Adsorption characteristics of H2S, SO2, SO2F2, SOF2, and N2 on NiO–MoSe2 monolayer for gas-sensing applications

Gas insulated switchgear (GIS) is an important equipment in the power transmission and distribution system, which commonly fills with SF6/N2 insulating gas mixture. Due to the partial discharge in GIS, SF6 gas is likely to ionize and react with impurities inside the GIS, and produces SO2, H2S, SO2F2, and SOF2 characteristic gases. This work was devoted to detect the partial discharge by exploring new gas-sensing materials for characteristic gases detection. First, four possible modification sites of NiO on MoSe2 surface were built and optimized, it was found that the B2 site modification was the most stable one. Then, the optimal adsorption structure was obtained by analyzing the adsorption structures of gases on NiO–MoSe2 with different initial positions. Finally, the adsorption mechanism and gas-sensing characteristics were studied based on the density of state theory and molecular orbital theory. The results show that NiO doping greatly enhances the surface activity of MoSe2 for gas adsorption.
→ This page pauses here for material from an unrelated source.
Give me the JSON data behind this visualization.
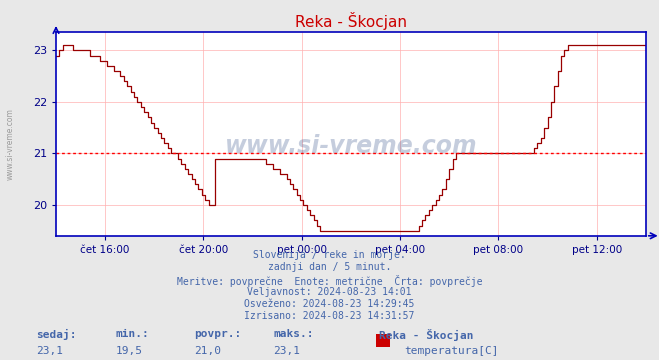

The order of adsorption ability is H2S > SO2 > SOF2 > N2 > SO2F2, and the moderate adsorption energy indicates that NiO–MoSe2 could be a suitable gas-sensing material, which lays a theoretical foundation for the design of NiO–MoSe2 sensors. This research provides a new method to ensure the stability of GIS operation. •It is the first time to use NiO–MoSe2 as a gas-sensing material for H2S, SO2, SO2F2, SOF2 and N2.•Comprehensive analysis reveal that the adsorption effect is H2S > SO2 > SOF2 > N2 > SO2F2.•This study lays a theoretical basis for developing NiO–MoSe2 based gas sensor.